The main way to encode a set $S$ of data as natural numbers is to construct a bijection $S \xrightarrow{\cong} \mathbb{N}$.

We have already seen how to construct a bijection $\beta : \mathbb{Z} \xrightarrow{\cong} \mathbb{N}$, so that any integer may be encoded as a natural number. We will now see how to encode other kinds of first-order data (e.g. numbers, lists, trees, etc.) as natural numbers.

Encoding pairs of numbers

A pairing function is a bijection $\mathbb{N} \times \mathbb{N} \xrightarrow{\cong} \mathbb{N}$.

It is not immediately evident that a pairing function might exist: why should it be possible to put $\mathbb{N}$ and $\mathbb{N} \times \mathbb{N}$ in exact correspondence with each other? Does not the product set $\mathbb{N} \times \mathbb{N}$ have somehow ‘infinitely more’ elements than $\mathbb{N}$?

Nevertheless, a variety of pairing functions exists.

The Cantor pairing function scans the ‘plane’ diagonally.
Other pairing functions cover the plane in a boustrophedon pattern (that of an ox plowing a field)
… and there are many other variants.

From this point onwards we assume that we have a fixed pairing function

\[\langle -, - \rangle : \mathbb{N} \times \mathbb{N} \xrightarrow{\cong} \mathbb{N}\]

Moreover, we write

\[\textsf{split} : \mathbb{N} \xrightarrow{\cong} \mathbb{N} \times \mathbb{N}\]

for its inverse.

Encoding lists

Once we have a pairing function $\langle -, - \rangle$ and its inverse $\textsf{split}$ we can use them to encode all sorts of other data.

For example, we may encode lists of natural numbers as numbers. The set of all lists of natural numbers, $\mathbb{N}^\ast$, is defined by the following rules.

\[\frac{}{[] \in \mathbb{N}^\ast} \quad \frac{ n \in \mathbb{N} \quad ns \in \mathbb{N}^\ast }{ (n : ns) \in \mathbb{N}^\ast }\]

To encode such a list as a number we define a function $\phi_\ast : \mathbb{N}^\ast \to \mathbb{N}$ by induction:

\[\begin{aligned} \phi_\ast([]) &= 0 \\ \phi_\ast(n:ns) &= 1 + \langle n, \phi_\ast(ns) \rangle \end{aligned}\]
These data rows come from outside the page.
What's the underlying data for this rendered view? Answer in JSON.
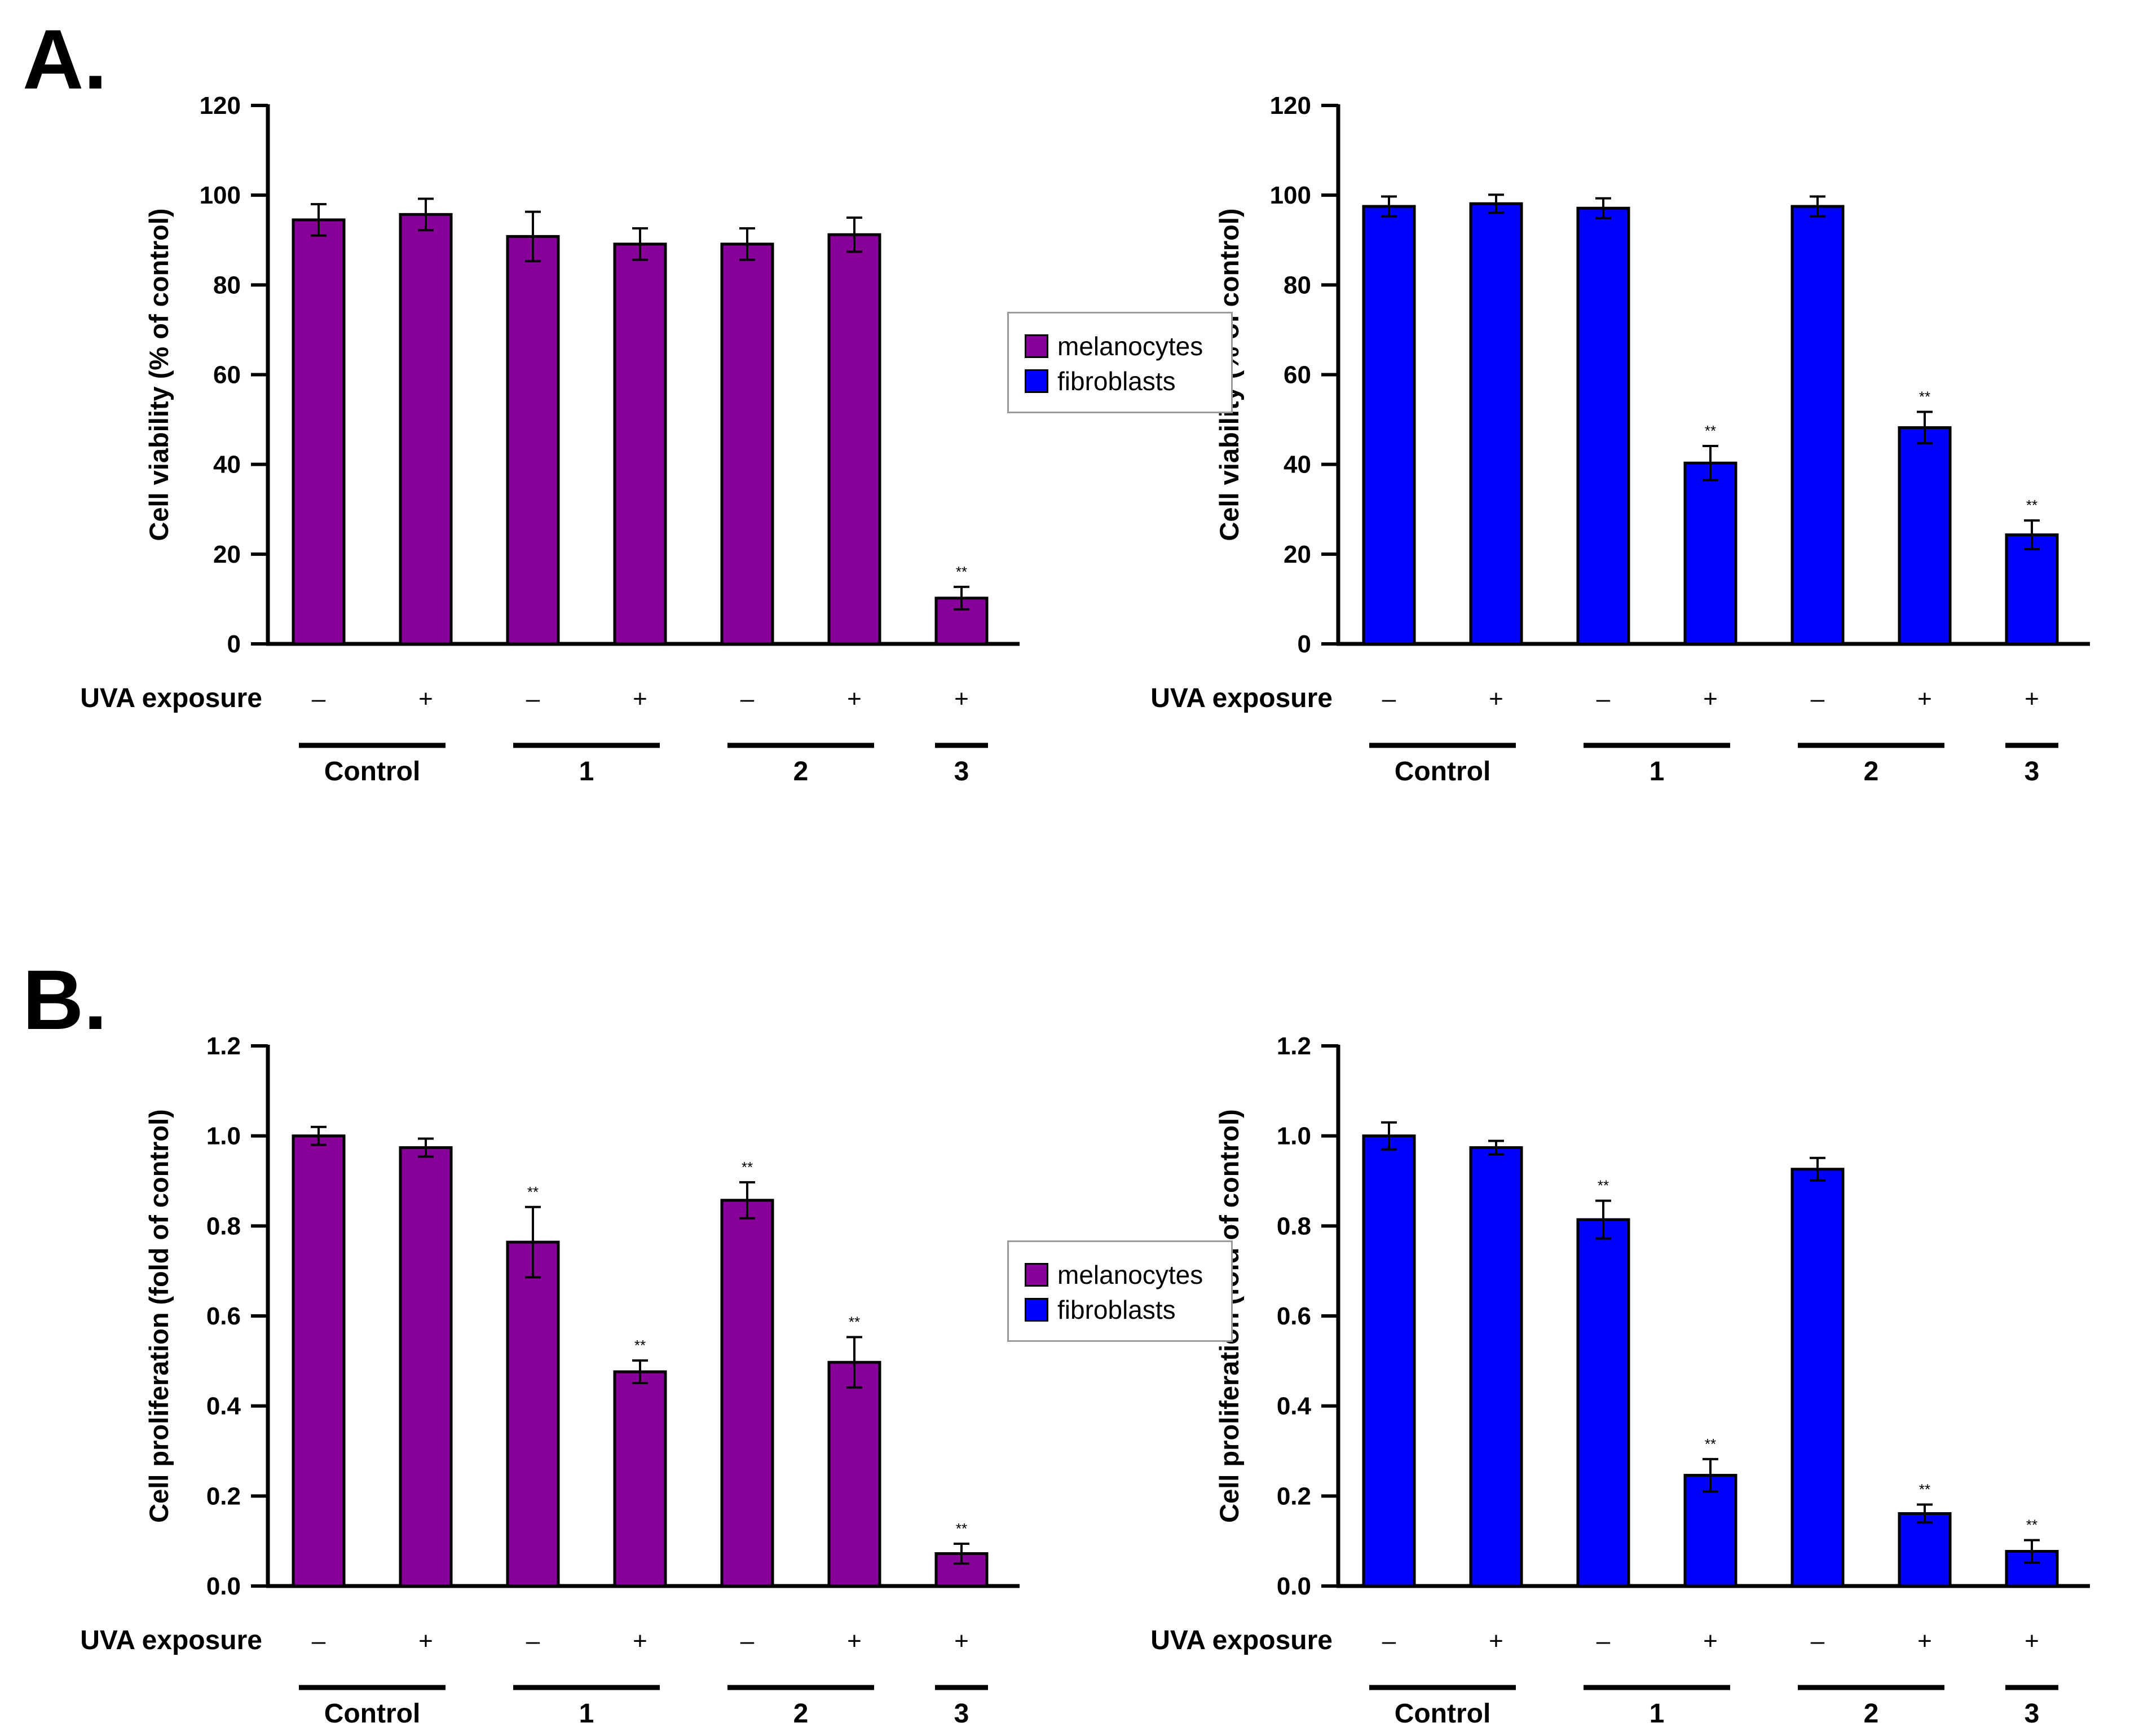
{
  "panels": [
    {
      "letter": "A."
    },
    {
      "letter": "B."
    }
  ],
  "legends": [
    {
      "items": [
        {
          "label": "melanocytes",
          "color": "#880099"
        },
        {
          "label": "fibroblasts",
          "color": "#0000ff"
        }
      ]
    },
    {
      "items": [
        {
          "label": "melanocytes",
          "color": "#880099"
        },
        {
          "label": "fibroblasts",
          "color": "#0000ff"
        }
      ]
    }
  ],
  "chart_data": [
    {
      "type": "bar",
      "panel": "A",
      "cell_type": "melanocytes",
      "color": "#880099",
      "ylabel": "Cell viability (% of control)",
      "ylim": [
        0,
        120
      ],
      "yticks": [
        "0",
        "20",
        "40",
        "60",
        "80",
        "100",
        "120"
      ],
      "row_label": "UVA exposure",
      "uva": [
        "–",
        "+",
        "–",
        "+",
        "–",
        "+",
        "+"
      ],
      "values": [
        94.5,
        95.7,
        90.8,
        89.1,
        89.1,
        91.2,
        10.2
      ],
      "errors": [
        3.5,
        3.5,
        5.5,
        3.5,
        3.5,
        3.8,
        2.5
      ],
      "significance": [
        "",
        "",
        "",
        "",
        "",
        "",
        "**"
      ],
      "groups": [
        {
          "label": "Control",
          "bars": [
            0,
            1
          ]
        },
        {
          "label": "1",
          "bars": [
            2,
            3
          ]
        },
        {
          "label": "2",
          "bars": [
            4,
            5
          ]
        },
        {
          "label": "3",
          "bars": [
            6,
            6
          ]
        }
      ]
    },
    {
      "type": "bar",
      "panel": "A",
      "cell_type": "fibroblasts",
      "color": "#0000ff",
      "ylabel": "Cell viability (% of control)",
      "ylim": [
        0,
        120
      ],
      "yticks": [
        "0",
        "20",
        "40",
        "60",
        "80",
        "100",
        "120"
      ],
      "row_label": "UVA exposure",
      "uva": [
        "–",
        "+",
        "–",
        "+",
        "–",
        "+",
        "+"
      ],
      "values": [
        97.5,
        98.1,
        97.1,
        40.3,
        97.5,
        48.2,
        24.3
      ],
      "errors": [
        2.2,
        2.0,
        2.2,
        3.8,
        2.2,
        3.5,
        3.2
      ],
      "significance": [
        "",
        "",
        "",
        "**",
        "",
        "**",
        "**"
      ],
      "groups": [
        {
          "label": "Control",
          "bars": [
            0,
            1
          ]
        },
        {
          "label": "1",
          "bars": [
            2,
            3
          ]
        },
        {
          "label": "2",
          "bars": [
            4,
            5
          ]
        },
        {
          "label": "3",
          "bars": [
            6,
            6
          ]
        }
      ]
    },
    {
      "type": "bar",
      "panel": "B",
      "cell_type": "melanocytes",
      "color": "#880099",
      "ylabel": "Cell proliferation (fold of control)",
      "ylim": [
        0,
        1.2
      ],
      "yticks": [
        "0.0",
        "0.2",
        "0.4",
        "0.6",
        "0.8",
        "1.0",
        "1.2"
      ],
      "row_label": "UVA exposure",
      "uva": [
        "–",
        "+",
        "–",
        "+",
        "–",
        "+",
        "+"
      ],
      "values": [
        1.0,
        0.974,
        0.764,
        0.476,
        0.857,
        0.497,
        0.072
      ],
      "errors": [
        0.02,
        0.02,
        0.078,
        0.025,
        0.04,
        0.056,
        0.022
      ],
      "significance": [
        "",
        "",
        "**",
        "**",
        "**",
        "**",
        "**"
      ],
      "groups": [
        {
          "label": "Control",
          "bars": [
            0,
            1
          ]
        },
        {
          "label": "1",
          "bars": [
            2,
            3
          ]
        },
        {
          "label": "2",
          "bars": [
            4,
            5
          ]
        },
        {
          "label": "3",
          "bars": [
            6,
            6
          ]
        }
      ]
    },
    {
      "type": "bar",
      "panel": "B",
      "cell_type": "fibroblasts",
      "color": "#0000ff",
      "ylabel": "Cell proliferation (fold of control)",
      "ylim": [
        0,
        1.2
      ],
      "yticks": [
        "0.0",
        "0.2",
        "0.4",
        "0.6",
        "0.8",
        "1.0",
        "1.2"
      ],
      "row_label": "UVA exposure",
      "uva": [
        "–",
        "+",
        "–",
        "+",
        "–",
        "+",
        "+"
      ],
      "values": [
        1.0,
        0.974,
        0.814,
        0.246,
        0.926,
        0.161,
        0.077
      ],
      "errors": [
        0.03,
        0.015,
        0.042,
        0.036,
        0.025,
        0.02,
        0.025
      ],
      "significance": [
        "",
        "",
        "**",
        "**",
        "",
        "**",
        "**"
      ],
      "groups": [
        {
          "label": "Control",
          "bars": [
            0,
            1
          ]
        },
        {
          "label": "1",
          "bars": [
            2,
            3
          ]
        },
        {
          "label": "2",
          "bars": [
            4,
            5
          ]
        },
        {
          "label": "3",
          "bars": [
            6,
            6
          ]
        }
      ]
    }
  ]
}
This function is a bijection. They key to writing down the inverse is to notice that all operations used in its definition ($\phi$, $+1$) are invertible. We define $\phi_\ast^{-1} : \mathbb{N} \to \mathbb{N}^\ast$ by

\[\begin{aligned} \phi_\ast^{-1}(n) = \begin{cases} [] & \text{ if $n = 0$} \\ x : \phi_\ast^{-1}(m) & \text{ if $n > 0$ and $(x, m) = \textsf{split}(n - 1)$} \end{cases} \end{aligned}\]

Other algebraic data types (e.g. binary trees) may be encoded as natural numbers by following the same pattern.